Don't forget. 2011 consoles mean some form of dx 11 in these consoles (Even sony's becuase they will likely go with amd or nvidia (perhaps power vr) but all of them develop for pcs and have dx 11 capable hardware or will shortly.
The PS3 uses a 7800GTX (basically) for its GPU - a DX9 part. And yet, it doesn't have DirectX at all. Sony's next console also won't have DirectX at all. DirectX is proprietary to Microsoft. It doesn't matter if the card supports it, the software doesn't. Sony's next console will continue to be OpenGL (and for what its worth, all of the DX11 features are available in OpenGL as well)
You know what people miss is that fermi WILL bring something to the table.
That's the thing, Fermi *isn't* bringing anything new to the gaming table.
We don't know that right now but really people seem to think the 5870 is so revolutionary?
First with DX11, first with Eyefinity, and its very fast with very low power use - yes, the 5870 is a damn good card.
Question I have to ask is how many people have the kind of money to lay down on the 5870 and it's "revolutionary" co-products, aka three screens.Lets say I go buy three decent 24" monitors...that's what $450ish x3 or $1350. Well I can go to dell and buy two computers for that cost, and not really crappy ones at that. So maybe 0.1% of users are going to run this technology. So lets presume that 2 million GPUs have Eyefinity, then that means roughly 20 000 people are going to use multi-monitor. The only thing that is going to change in the near future is that companies are going to push cheaper and crappier monitors. TN panels are bad enough as it is and I'd stick with 22-24" IPS screens. So what does the 5870 really bring to the table...1600 shaders? The only thing I see AMD revolutionizing is ultra killer super duper parallel processing. Which is precisely what Fermi is designed for, so this makes me question something why does someone need that many shaders? You know I would buy a 5870...but it's totally not worth it, the benefits I get...none really. I'll wait and see what happens but I might buy another nvidia card or if the prices become low enough I might buy an ATI card (I doubt it, their drivers piss me off **hint hint Linux power user). Anyways whatever happens is whatever happens and I doubt we can really change it by discussing it.

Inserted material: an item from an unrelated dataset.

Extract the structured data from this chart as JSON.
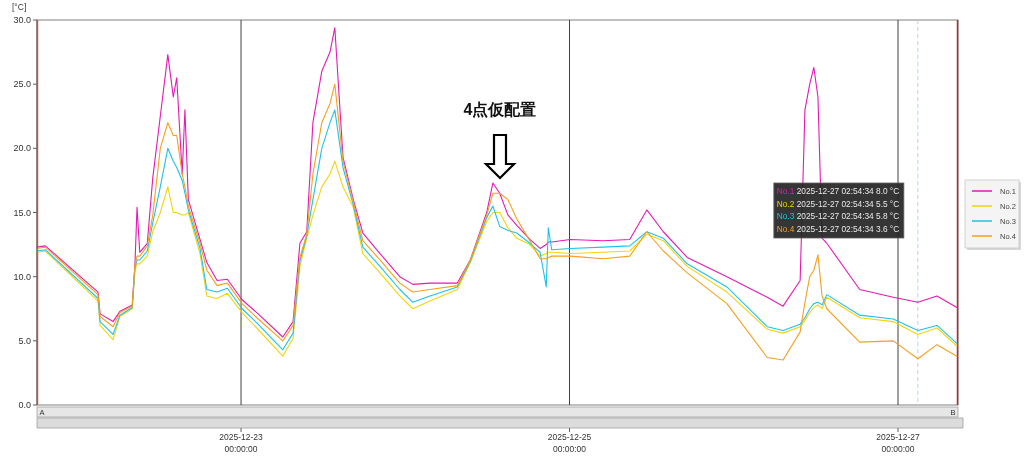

And how many people will buy *TWO* Fermi cards *AND* have an SLI capable motherboard to run 3 monitors with nFinity? Even fewer than Eyefinity, which also works with the entire 5xxx series and with a single card. You're also ignoring that the 5xxx series brought DX11 to the table, and brought it to an entire range of *affordable* cards. If you think the 5870 didn't bring anything to the table you've basically never read a single review of the card.